The Hawaii Islanders were long gone by the time I moved to Hawaii in 1994, so Tuesday night's game at cozy Cooper Stadium was my first experience with minor league baseball. My girlfriend and I took in a contest between the Columbus Clippers (the New York Yankees Triple-A team) and the Louisville Bats (Cincinnati Reds).
I was disappointed at first to see that highly touted pitcher Brandon Claussen wouldn't be throwing, but the Clippers' Jorge De Paula made me forget all about Claussen.
De Paula walked the first batter of the game and I settled into my seat 13 rows behind the home team's dugout thinking it might be an ugly game.
Boy was I wrong.
The game sailed into the fourth inning before I noticed that De Paula hadn't given up a hit. He worked through the fifth and sixth innings, and still no hits for Louisville.
Now, I've seen some great feats at the ballpark, including game-ending home runs, division-clinching victories and inside-the-park homers.
I saw Barry Bonds as a skinny rookie in 1986 (after he spent 40-plus games in an Islanders uniform), Willie Stargell in his final season and certain Hall-of-Famers like Rickey Henderson, Dennis Eckersley and Tony Gwynn.
But I've never seen a no-hitter.
De Paula worked through the seventh and the first two batters of the eighth, and I was thinking I might actually see one. After the right-hander ended the eighth with a strikeout, he pumped his fist a couple of times as he walked toward the dugout, got the baseball from his catcher -- and lobbed it directly toward me!

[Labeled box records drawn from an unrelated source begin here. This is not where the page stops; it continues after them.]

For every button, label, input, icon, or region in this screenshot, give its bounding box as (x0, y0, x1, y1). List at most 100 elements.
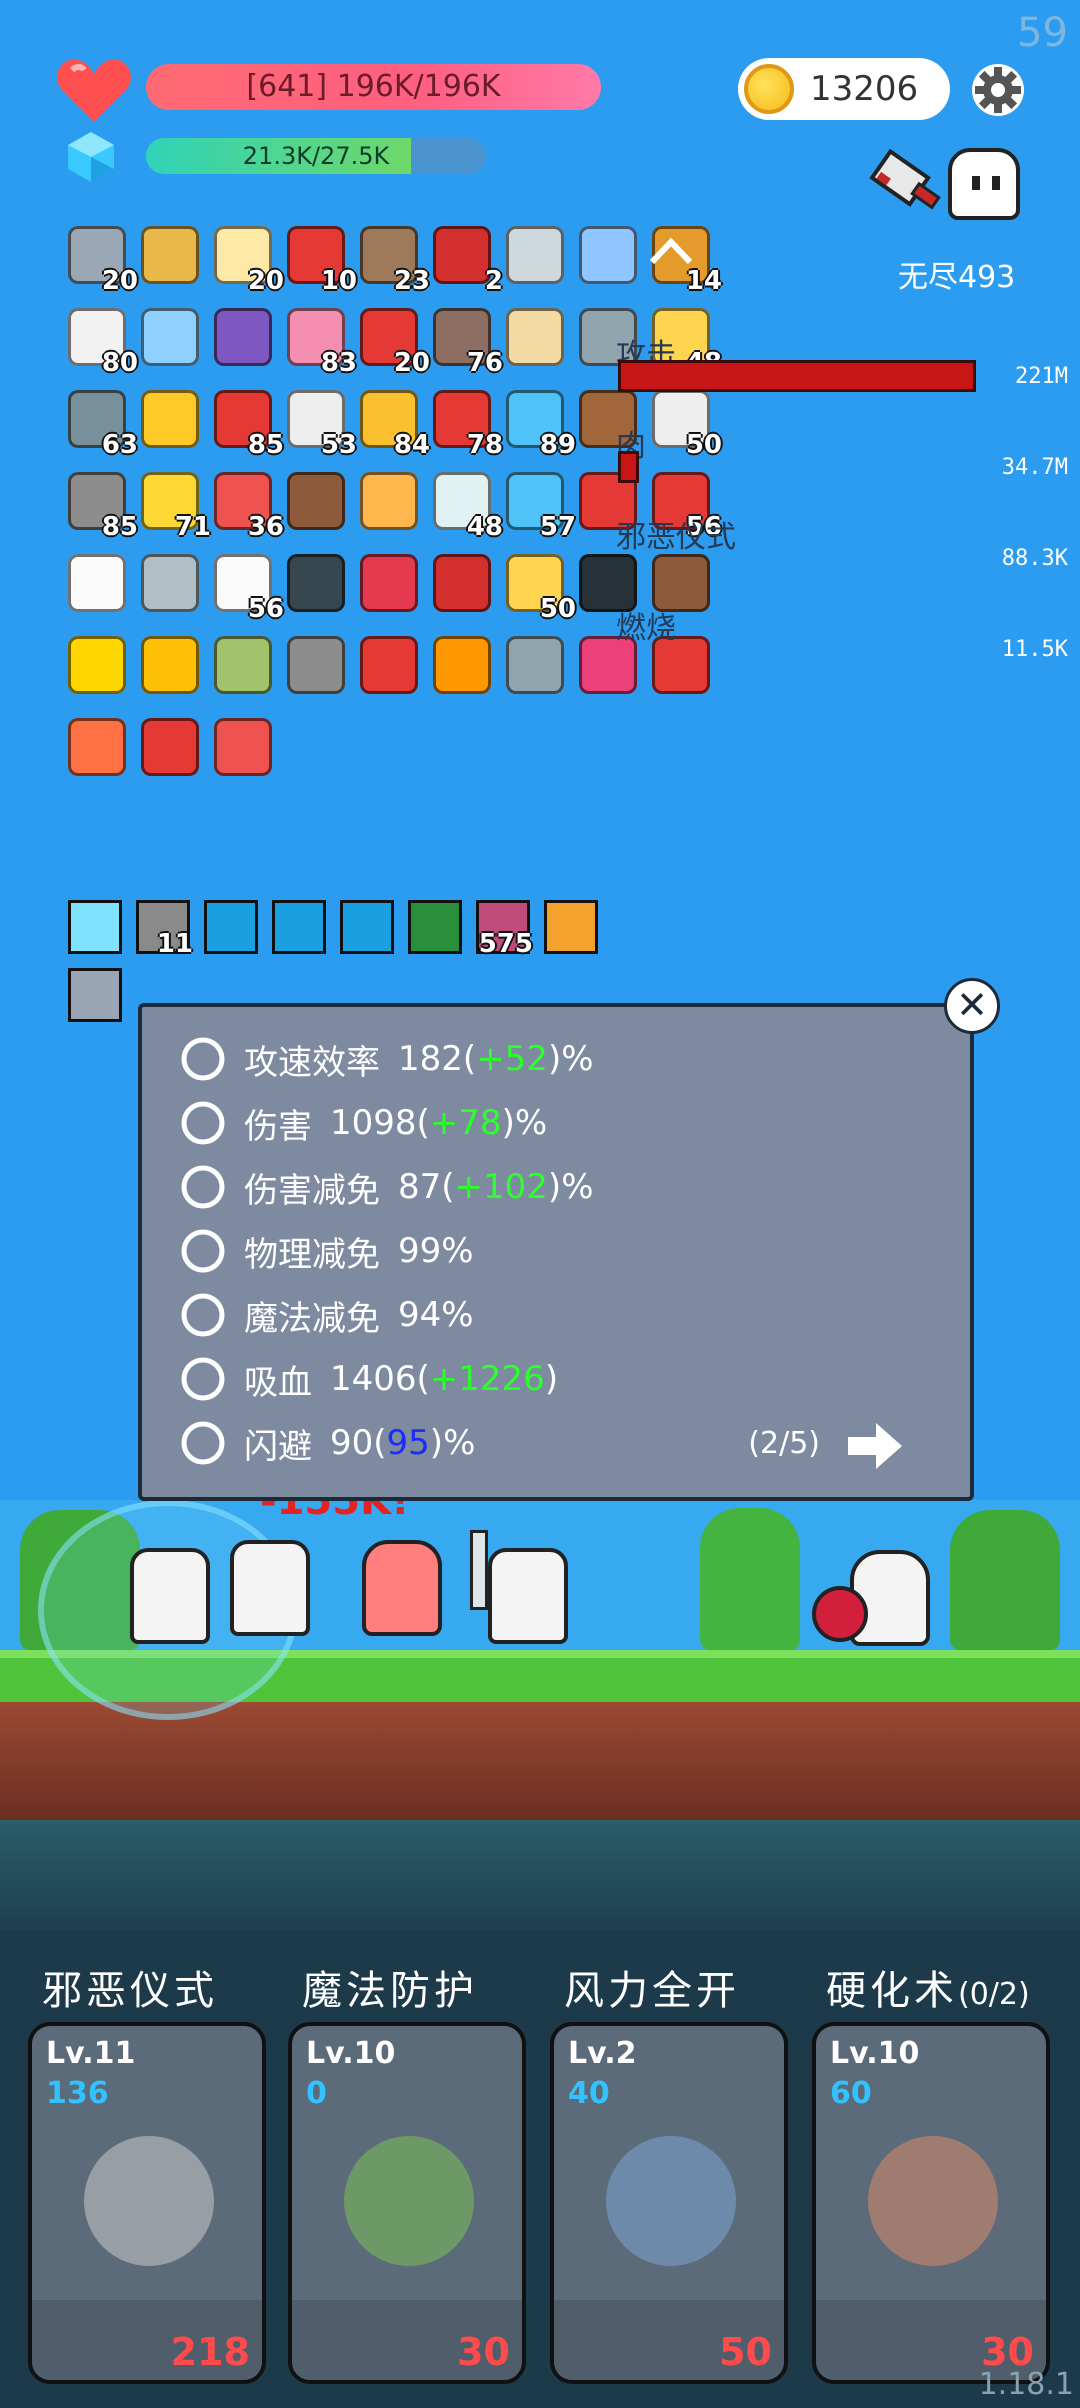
inventory-item[interactable]: 78 (427, 386, 503, 460)
inventory-item[interactable]: 83 (281, 304, 357, 378)
stat-value: 1406 (330, 1359, 417, 1399)
inventory-item[interactable]: 63 (62, 386, 138, 460)
inventory-item[interactable] (135, 304, 205, 374)
ritual-buff-icon[interactable]: 575 (476, 900, 533, 959)
inventory-item[interactable] (62, 550, 132, 620)
map-icon (506, 308, 564, 366)
inventory-item[interactable] (281, 632, 351, 702)
magnet-icon (433, 226, 491, 284)
inventory-item[interactable]: 53 (281, 386, 357, 460)
next-page-arrow-icon[interactable] (848, 1421, 904, 1471)
inventory-item[interactable] (427, 632, 497, 702)
stat-bonus: +1226 (429, 1359, 545, 1399)
stat-value: 182 (398, 1039, 463, 1079)
item-count: 10 (320, 266, 357, 296)
inventory-item[interactable]: 10 (281, 222, 357, 296)
inventory-item[interactable] (500, 632, 570, 702)
buff-count: 11 (156, 929, 193, 959)
inventory-item[interactable] (354, 468, 424, 538)
collapse-chevron-icon[interactable] (648, 236, 694, 266)
mushroom-icon (287, 472, 345, 530)
pink-pig-hero (362, 1540, 442, 1636)
inventory-item[interactable]: 85 (62, 468, 138, 542)
inventory-item[interactable] (281, 550, 351, 620)
inventory-item[interactable] (135, 714, 205, 784)
inventory-item[interactable]: 20 (62, 222, 138, 296)
cleaver-icon[interactable] (858, 144, 944, 230)
buff-count: 575 (478, 929, 533, 959)
heat-icon (141, 718, 199, 776)
inventory-item[interactable]: 76 (427, 304, 503, 378)
card-icon (579, 226, 637, 284)
inventory-item[interactable]: 84 (354, 386, 430, 460)
stat-label: 吸血 (244, 1362, 312, 1403)
skill-level: Lv.10 (306, 2036, 396, 2071)
item-count: 50 (685, 430, 722, 460)
inventory-item[interactable] (427, 550, 497, 620)
stat-suffix: % (561, 1167, 594, 1207)
tree (700, 1508, 800, 1650)
inventory-item[interactable]: 71 (135, 468, 211, 542)
stat-bonus: +52 (476, 1039, 548, 1079)
skill-card[interactable]: Lv.2 40 50 (550, 2022, 788, 2384)
skill-name-text: 硬化术 (826, 1968, 958, 2014)
light-buff-icon[interactable] (68, 900, 122, 954)
inventory-item[interactable] (208, 304, 278, 374)
inventory-item[interactable] (135, 222, 205, 292)
close-popup-button[interactable]: ✕ (944, 978, 1000, 1034)
sun-icon (68, 636, 126, 694)
wind-buff-icon[interactable] (408, 900, 462, 954)
inventory-item[interactable]: 80 (62, 304, 138, 378)
inventory-item[interactable] (135, 550, 205, 620)
inventory-item[interactable]: 50 (500, 550, 576, 624)
armor-buff-icon[interactable]: 11 (136, 900, 193, 959)
inventory-item[interactable] (208, 632, 278, 702)
inventory-item[interactable]: 50 (646, 386, 722, 460)
inventory-item[interactable] (500, 304, 570, 374)
skill-name-text: 邪恶仪式 (42, 1968, 218, 2014)
vortex-buff-icon[interactable] (272, 900, 326, 954)
inventory-item[interactable]: 20 (354, 304, 430, 378)
inventory-item[interactable]: 20 (208, 222, 284, 296)
inventory-item[interactable] (573, 222, 643, 292)
stat-value: 1098 (330, 1103, 417, 1143)
skill-card[interactable]: Lv.10 60 30 (812, 2022, 1050, 2384)
inventory-item[interactable]: 57 (500, 468, 576, 542)
vortex-buff-icon[interactable] (204, 900, 258, 954)
inventory-item[interactable] (500, 222, 570, 292)
inventory-item[interactable]: 89 (500, 386, 576, 460)
inventory-item[interactable] (135, 632, 205, 702)
checklist-icon (68, 554, 126, 612)
inventory-item[interactable]: 36 (208, 468, 284, 542)
inventory-item[interactable]: 23 (354, 222, 430, 296)
inventory-item[interactable] (62, 632, 132, 702)
inventory-item[interactable] (62, 714, 132, 784)
leaves-icon (344, 2136, 474, 2266)
inventory-item[interactable] (354, 550, 424, 620)
skill-card[interactable]: Lv.10 0 30 (288, 2022, 526, 2384)
shadow-buff-icon[interactable] (68, 968, 122, 1022)
item-count: 14 (685, 266, 722, 296)
skill-cost: 30 (457, 2330, 510, 2374)
frame-icon (141, 308, 199, 366)
stat-row: 伤害减免 87(+102)% (178, 1159, 594, 1215)
item-count: 89 (539, 430, 576, 460)
ghost-icon[interactable] (948, 148, 1020, 220)
inventory-item[interactable]: 2 (427, 222, 503, 296)
vortex-buff-icon[interactable] (340, 900, 394, 954)
inventory-item[interactable] (354, 632, 424, 702)
inventory-item[interactable]: 85 (208, 386, 284, 460)
gem-icon (360, 554, 418, 612)
skill-card[interactable]: Lv.11 136 218 (28, 2022, 266, 2384)
fire-buff-icon[interactable] (544, 900, 598, 954)
inventory-item[interactable] (281, 468, 351, 538)
inventory-item[interactable] (208, 714, 278, 784)
damage-stat-value: 88.3K (1001, 546, 1068, 571)
enemy-shield (812, 1586, 868, 1642)
inventory-item[interactable]: 56 (208, 550, 284, 624)
stat-label: 伤害 (244, 1106, 312, 1147)
inventory-item[interactable] (135, 386, 205, 456)
skill-level: Lv.11 (46, 2036, 136, 2071)
gear-icon[interactable] (968, 60, 1028, 120)
inventory-item[interactable]: 48 (427, 468, 503, 542)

I jumped out of my seat, arms outstretched, tracking the ball as it descended toward me.
I knew I had it. The people in the row ahead of me weren't tall enough to reach it. I was going to get a baseball directly from a pitcher who was about to toss a no-hitter!
I reached up for the ball, it hit my cupped hands.
And I dropped it.
It rolled away down the aisle (I momentarily thought about diving for it) and was scooped up by a little girl. And I was left empty-handed and at the mercy of the fans around me.
My error must've unnerved De Paula, because he allowed a single up the middle to the first batter in the ninth. The crowd gave him a standing ovation as Columbus manager Bucky Dent walked out to the mound to relieve him, and he responded by tipping his cap.
He'll most likely be pitching in pinstripes some day at Yankee Stadium, but I bet he'll always remember his near-miss.
I just hope he doesn't blame me for messing with his mojo.
I'll add his gem to my list of baseball memories. And you can bet I'll take a lesson from my experience: Always bring a glove to the ballgame.
Tim Crouse is a freelance writer in Columbus, Ohio, and former copy editor for the Star-Bulletin.